Hohe Mobilität, wenige Kontaktbeschränkungen
Für die höhere Mobilität nenne das Autorenteam zwei Gründe, heißt es in der Mitteilung. Zum einen erließen populistische Regierungen weniger Maßnahmen zum Infektionsschutz, insbesondere zur Kontaktbeschränkung. Zum anderen sei die Kommunikation populistischer Regierungen darauf ausgelegt, die Gefahren durch das Virus zu verharmlosen und wissenschaftliche Erkenntnisse zu diskreditieren, was die Bevölkerung davon abhalte, ihre Bewegungsaktivität von sich heraus einzuschränken.
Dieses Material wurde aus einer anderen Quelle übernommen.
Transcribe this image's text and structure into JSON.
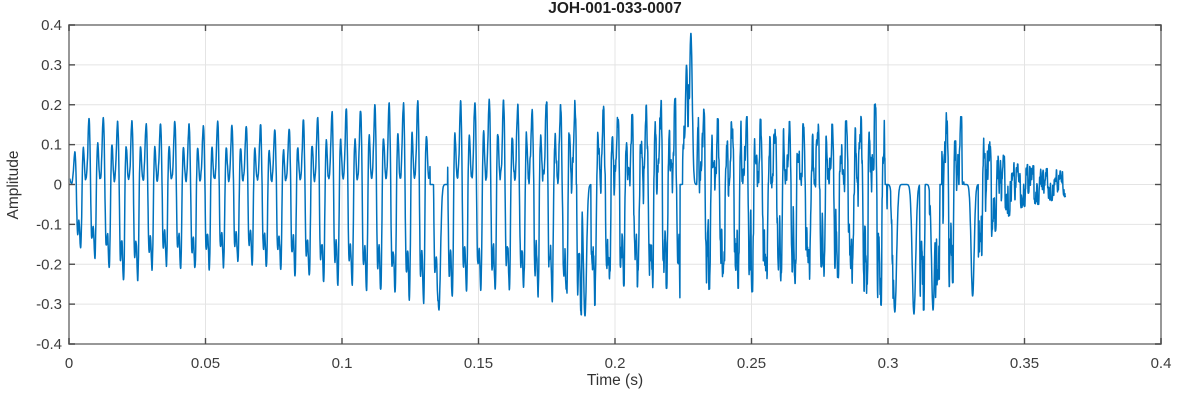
{
  "figure": {
    "title": "JOH-001-033-0007",
    "xlabel": "Time (s)",
    "ylabel": "Amplitude"
  },
  "chart_data": {
    "type": "line",
    "title": "JOH-001-033-0007",
    "xlabel": "Time (s)",
    "ylabel": "Amplitude",
    "xlim": [
      0,
      0.4
    ],
    "ylim": [
      -0.4,
      0.4
    ],
    "xticks": [
      0,
      0.05,
      0.1,
      0.15,
      0.2,
      0.25,
      0.3,
      0.35,
      0.4
    ],
    "xtick_labels": [
      "0",
      "0.05",
      "0.1",
      "0.15",
      "0.2",
      "0.25",
      "0.3",
      "0.35",
      "0.4"
    ],
    "yticks": [
      -0.4,
      -0.3,
      -0.2,
      -0.1,
      0,
      0.1,
      0.2,
      0.3,
      0.4
    ],
    "ytick_labels": [
      "-0.4",
      "-0.3",
      "-0.2",
      "-0.1",
      "0",
      "0.1",
      "0.2",
      "0.3",
      "0.4"
    ],
    "grid": true,
    "box": true,
    "legend": null,
    "line_color": "#0072BD",
    "grid_color": "#e4e4e4",
    "box_color": "#8c8c8c",
    "tick_color": "#4d4d4d",
    "background": "#ffffff",
    "series": [
      {
        "name": "JOH-001-033-0007",
        "kind": "audio-waveform",
        "duration_s": 0.365,
        "fundamental_hz": 191,
        "envelope_t_max_min": [
          [
            0,
            0.02,
            -0.05
          ],
          [
            0.002,
            0.08,
            -0.16
          ],
          [
            0.005,
            0.15,
            -0.17
          ],
          [
            0.009,
            0.18,
            -0.19
          ],
          [
            0.013,
            0.17,
            -0.21
          ],
          [
            0.017,
            0.16,
            -0.24
          ],
          [
            0.021,
            0.16,
            -0.26
          ],
          [
            0.025,
            0.16,
            -0.25
          ],
          [
            0.03,
            0.15,
            -0.23
          ],
          [
            0.035,
            0.16,
            -0.21
          ],
          [
            0.04,
            0.16,
            -0.22
          ],
          [
            0.045,
            0.15,
            -0.23
          ],
          [
            0.05,
            0.15,
            -0.22
          ],
          [
            0.055,
            0.16,
            -0.22
          ],
          [
            0.06,
            0.15,
            -0.21
          ],
          [
            0.065,
            0.15,
            -0.2
          ],
          [
            0.07,
            0.15,
            -0.22
          ],
          [
            0.075,
            0.14,
            -0.22
          ],
          [
            0.08,
            0.14,
            -0.23
          ],
          [
            0.085,
            0.16,
            -0.24
          ],
          [
            0.09,
            0.17,
            -0.25
          ],
          [
            0.095,
            0.18,
            -0.26
          ],
          [
            0.1,
            0.19,
            -0.26
          ],
          [
            0.105,
            0.19,
            -0.27
          ],
          [
            0.11,
            0.2,
            -0.28
          ],
          [
            0.115,
            0.2,
            -0.28
          ],
          [
            0.12,
            0.21,
            -0.29
          ],
          [
            0.125,
            0.21,
            -0.3
          ],
          [
            0.13,
            0.21,
            -0.31
          ],
          [
            0.135,
            0.22,
            -0.31
          ],
          [
            0.14,
            0.21,
            -0.3
          ],
          [
            0.145,
            0.21,
            -0.28
          ],
          [
            0.15,
            0.21,
            -0.28
          ],
          [
            0.155,
            0.22,
            -0.28
          ],
          [
            0.16,
            0.21,
            -0.27
          ],
          [
            0.165,
            0.2,
            -0.28
          ],
          [
            0.17,
            0.19,
            -0.28
          ],
          [
            0.175,
            0.21,
            -0.29
          ],
          [
            0.18,
            0.2,
            -0.3
          ],
          [
            0.185,
            0.21,
            -0.32
          ],
          [
            0.189,
            0.22,
            -0.33
          ],
          [
            0.193,
            0.21,
            -0.3
          ],
          [
            0.197,
            0.19,
            -0.27
          ],
          [
            0.201,
            0.18,
            -0.26
          ],
          [
            0.205,
            0.17,
            -0.25
          ],
          [
            0.21,
            0.19,
            -0.26
          ],
          [
            0.215,
            0.22,
            -0.27
          ],
          [
            0.219,
            0.2,
            -0.26
          ],
          [
            0.223,
            0.22,
            -0.28
          ],
          [
            0.227,
            0.25,
            -0.3
          ],
          [
            0.231,
            0.2,
            -0.28
          ],
          [
            0.235,
            0.17,
            -0.26
          ],
          [
            0.24,
            0.16,
            -0.25
          ],
          [
            0.245,
            0.17,
            -0.26
          ],
          [
            0.25,
            0.17,
            -0.27
          ],
          [
            0.255,
            0.16,
            -0.25
          ],
          [
            0.26,
            0.15,
            -0.24
          ],
          [
            0.265,
            0.16,
            -0.25
          ],
          [
            0.27,
            0.15,
            -0.24
          ],
          [
            0.275,
            0.16,
            -0.23
          ],
          [
            0.28,
            0.15,
            -0.23
          ],
          [
            0.285,
            0.16,
            -0.24
          ],
          [
            0.29,
            0.17,
            -0.26
          ],
          [
            0.295,
            0.2,
            -0.29
          ],
          [
            0.299,
            0.22,
            -0.31
          ],
          [
            0.303,
            0.24,
            -0.32
          ],
          [
            0.307,
            0.26,
            -0.32
          ],
          [
            0.311,
            0.24,
            -0.32
          ],
          [
            0.315,
            0.22,
            -0.31
          ],
          [
            0.319,
            0.2,
            -0.29
          ],
          [
            0.323,
            0.17,
            -0.25
          ],
          [
            0.327,
            0.17,
            -0.23
          ],
          [
            0.33,
            0.24,
            -0.27
          ],
          [
            0.333,
            0.15,
            -0.2
          ],
          [
            0.336,
            0.12,
            -0.15
          ],
          [
            0.34,
            0.09,
            -0.11
          ],
          [
            0.344,
            0.06,
            -0.08
          ],
          [
            0.348,
            0.05,
            -0.06
          ],
          [
            0.352,
            0.05,
            -0.05
          ],
          [
            0.356,
            0.04,
            -0.05
          ],
          [
            0.36,
            0.04,
            -0.04
          ],
          [
            0.365,
            0.03,
            -0.03
          ]
        ],
        "peak_spikes_t_val_width": [
          [
            0.2262,
            0.3,
            0.0006
          ],
          [
            0.2278,
            0.38,
            0.0007
          ],
          [
            0.3065,
            0.26,
            0.001
          ],
          [
            0.3295,
            0.26,
            0.0009
          ]
        ],
        "trough_spikes_t_val_width": [
          [
            0.1355,
            -0.315,
            0.0008
          ],
          [
            0.189,
            -0.33,
            0.0008
          ],
          [
            0.3025,
            -0.32,
            0.0009
          ],
          [
            0.3095,
            -0.325,
            0.0009
          ],
          [
            0.3165,
            -0.315,
            0.0008
          ],
          [
            0.331,
            -0.28,
            0.0008
          ]
        ],
        "roughness_t_amount": [
          [
            0,
            0.03
          ],
          [
            0.15,
            0.03
          ],
          [
            0.17,
            0.08
          ],
          [
            0.19,
            0.15
          ],
          [
            0.21,
            0.2
          ],
          [
            0.23,
            0.25
          ],
          [
            0.27,
            0.25
          ],
          [
            0.3,
            0.3
          ],
          [
            0.33,
            0.35
          ],
          [
            0.338,
            0.5
          ],
          [
            0.345,
            0.7
          ],
          [
            0.365,
            0.8
          ]
        ],
        "harmonics_mult_amp_phase": [
          [
            1,
            0.6,
            0
          ],
          [
            2,
            0.36,
            2.2
          ],
          [
            3,
            0.27,
            0.9
          ],
          [
            4,
            0.14,
            2.8
          ]
        ],
        "noise_hz_amp_phase": [
          [
            830,
            0.5,
            0.3
          ],
          [
            1410,
            0.4,
            1.1
          ],
          [
            2250,
            0.3,
            2.2
          ],
          [
            3600,
            0.2,
            0.9
          ]
        ],
        "carrier_norm": 0.92
      }
    ]
  }
}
„Unsere Studie belegt erstmals, dass Populisten bei der Bekämpfung der Corona-Pandemie schlechte Arbeit leisten, was sich auch direkt in den Todeszahlen niederschlägt. Die hohe Übersterblichkeit wird getrieben durch eine zu hohe Mobilität, die wiederum wird hervorgerufen durch fehlende Beschränkungen und eine Anti-Corona-Propaganda“, so Bayerlein. „Die einzig gute Nachricht: Der eindeutige Zusammenhang zwischen Mobilität und Todeszahlen heißt auch, dass sich die Menschen selbst schützen können, indem sie ihre Kontakte während der Pandemie freiwillig einschränken.“
Populismus und Impf-Verweigerung - eine Korrelation
Auf die Bedeutung des Populismus für den Umgang mit einer Pandemie hat, wie von Univadis kürzlich berichtet, vor zwei Jahren auch der Soziologe Jonathan Kennedy (Queen Mary University of London) in einem Aufsatz zur Impf-Skepsis hingewiesen. Untersuchungen hätten gezeigt, dass die Unterstützung für populistische Parteien in Westeuropa in hohem Maße mit einer zögerlichen Haltung gegenüber Impfungen korreliere. Die Unterstützung populistischer politischer Parteien und die zögerliche Haltung gegenüber Impfungen scheinen dem Soziologen zufolge durch dasselbe Gefühl bedingt zu sein: Misstrauen und Feindseligkeit gegenüber Eliten und Experten. Der Zusammenhang zwischen Populismus und Impf-Verweigerung werde deutlich, wenn man sich Daten auf individueller Ebene ansehe. So habe eine Umfrage von Forschern der Universität Cambridge und YouGov gezeigt, dass ein Drittel der UKIP-Wähler geglaubt habe, dass vermeintlich schädliche Wirkungen von Impfstoffen absichtlich vor der Öffentlichkeit verheimlicht würden, verglichen mit zehn Prozent der Labour-Wähler und elf Prozent der Wähler der Konservativen. In ganz Europa habe es ähnliche Muster gegeben; so hätten beispielsweise 12 Prozent der Macron-Wähler an Verschwörungstheorien über Impfstoffe geglaubt; bei den Wählern von Marine Le Pen seien es 44 Prozent gewesen.